Few hits, few misses, plenty of old Yuvraj
Yuvraj’s second fifty of the season rescued Delhi’s innings. But it wasn’t enough to save them the match. (express photo by: Kevin D’Souza)
It was the fifth occasion in less than five minutes that Yuvraj Singh had swished his bat at a Hardik Pandya delivery and connected with nothing but thin air. He had even stood on off-stump this time around in a bid to swat it across the line. But to no avail. Thin air it was. Yuvraj had had enough. He threw back his head in anguish. Then he turned around and looked despondently in the direction of the square-leg, where stood Harbhajan Singh.
“What do I do now?” he seemed to be telling his long-standing team-mate. And it didn’t matter that Harbhajan was in the opposition at the Wankhede Stadium. Incidentally, Harbhajan even had some advice in store for him.
“Why don’t you try the squat in your stance,” he seemed to suggest. On cue and out of desperation almost, Yuvraj did just that. And voila, he finally got bat on ball, and off went the ball soaring over the point fielder towards the boundary ropes. The ball was fuller than the other ones, and made it easier for Yuvraj to connect with it. But he didn’t care. He had finally broken the mini-hoodoo. Harbhajan and Yuvraj exchanged words at the end of the over. Maybe the left-hander was just passing on his gratitude.
A bit embarrassed
They were all deliveries that the Yuvraj of old would have smashed over the deep mid-wicket fence or sent scurrying towards the point boundary without much fuss, and a lot of flourish. Even on a bad day. Pandya was after all just the kind of bowler he used to feast on. Medium-pace, back of a length with no movement either in the air or off the wicket. But here he was in front of 33,000 at the Wankhede, looking completely out of sorts, out of touch, and mightily embarrassed.
It was unfortunately a reflection of how his IPL had gone. He had scored 146 runs at 18.25. But it wasn’t the lack of runs that was his major cause of concern. It was instead the complete absence of the awe-inspiring aura that once defined his batting. He had more or less looked nothing short of abject. There were even some who felt he should be dropped for the Wankhede game after his latest failure to justify his opulent billing.

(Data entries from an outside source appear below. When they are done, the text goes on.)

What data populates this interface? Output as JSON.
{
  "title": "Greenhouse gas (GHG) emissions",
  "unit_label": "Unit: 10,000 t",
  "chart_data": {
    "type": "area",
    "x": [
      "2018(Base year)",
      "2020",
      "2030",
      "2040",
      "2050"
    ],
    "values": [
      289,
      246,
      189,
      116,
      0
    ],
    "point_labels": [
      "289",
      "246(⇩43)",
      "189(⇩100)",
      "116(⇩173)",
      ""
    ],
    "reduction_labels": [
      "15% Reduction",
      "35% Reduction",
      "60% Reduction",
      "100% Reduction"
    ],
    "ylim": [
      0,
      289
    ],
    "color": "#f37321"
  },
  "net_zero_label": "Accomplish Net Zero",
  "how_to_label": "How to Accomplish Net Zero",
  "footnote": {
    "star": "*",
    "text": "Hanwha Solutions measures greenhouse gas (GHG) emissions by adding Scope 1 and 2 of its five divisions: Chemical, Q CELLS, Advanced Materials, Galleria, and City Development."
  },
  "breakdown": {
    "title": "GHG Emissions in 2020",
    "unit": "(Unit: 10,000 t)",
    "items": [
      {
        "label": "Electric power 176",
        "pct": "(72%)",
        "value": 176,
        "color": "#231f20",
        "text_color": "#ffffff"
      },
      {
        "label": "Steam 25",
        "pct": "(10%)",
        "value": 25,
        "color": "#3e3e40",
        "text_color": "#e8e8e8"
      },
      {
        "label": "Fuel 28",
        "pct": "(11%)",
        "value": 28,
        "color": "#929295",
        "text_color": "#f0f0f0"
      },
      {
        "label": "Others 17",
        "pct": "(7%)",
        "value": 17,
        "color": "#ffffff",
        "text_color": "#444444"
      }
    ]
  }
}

There were signs of a revival in the previous game at the CCI. And he started off well on Tuesday too, with a couple of pulled boundaries — one literally off the front-foot and the next slightly more strangled but still in control — against Lasith Malinga. But then came the struggle against the innocuous Pandya. And before he struck the Baroda medium-pacer for four, he had crawled to 21 off 32 deliveries. But this was the release he was waiting for.
The next three deliveries he faced, all off Malinga, were bludgeoned to the fence. The first was a full-toss that was whipped over mid-wicket. Then a lucky inside-edged four before he pulled out a stroke from the Yuvraj vintage — creaming an uppish cover-drive to make it three-in-three.
By now, Yuvraj had found his range. And out came the sixes. He first flicked a leg-side length delivery from Mitchell McClenaghan over the long-leg fence before he whipped a slightly fuller one from the Kiwi over backward square-leg — a six that would have given Stuart Broad the shivers. Yuvraj had taken centre-stage again, and he was soon at his theatrical best, blowing kisses and pointing fingers towards the dug-out. The second six brought up his half-century, only the second for the season. Next over, he was gesticulating semi-angrily at Parthiv Patel for having appealed for a bump-ball.
Show over
Then, off the very next delivery, the show was over. Yuvraj had fallen to a catch that he had got into vogue in his heyday — Lendl Simmons diving to his left and holding on to it one-handed before hitting the ground like a seasoned diver. Somehow it seemed an apt end to an innings that ranged between gauche and imperious, much like his IPL 8 season has so far.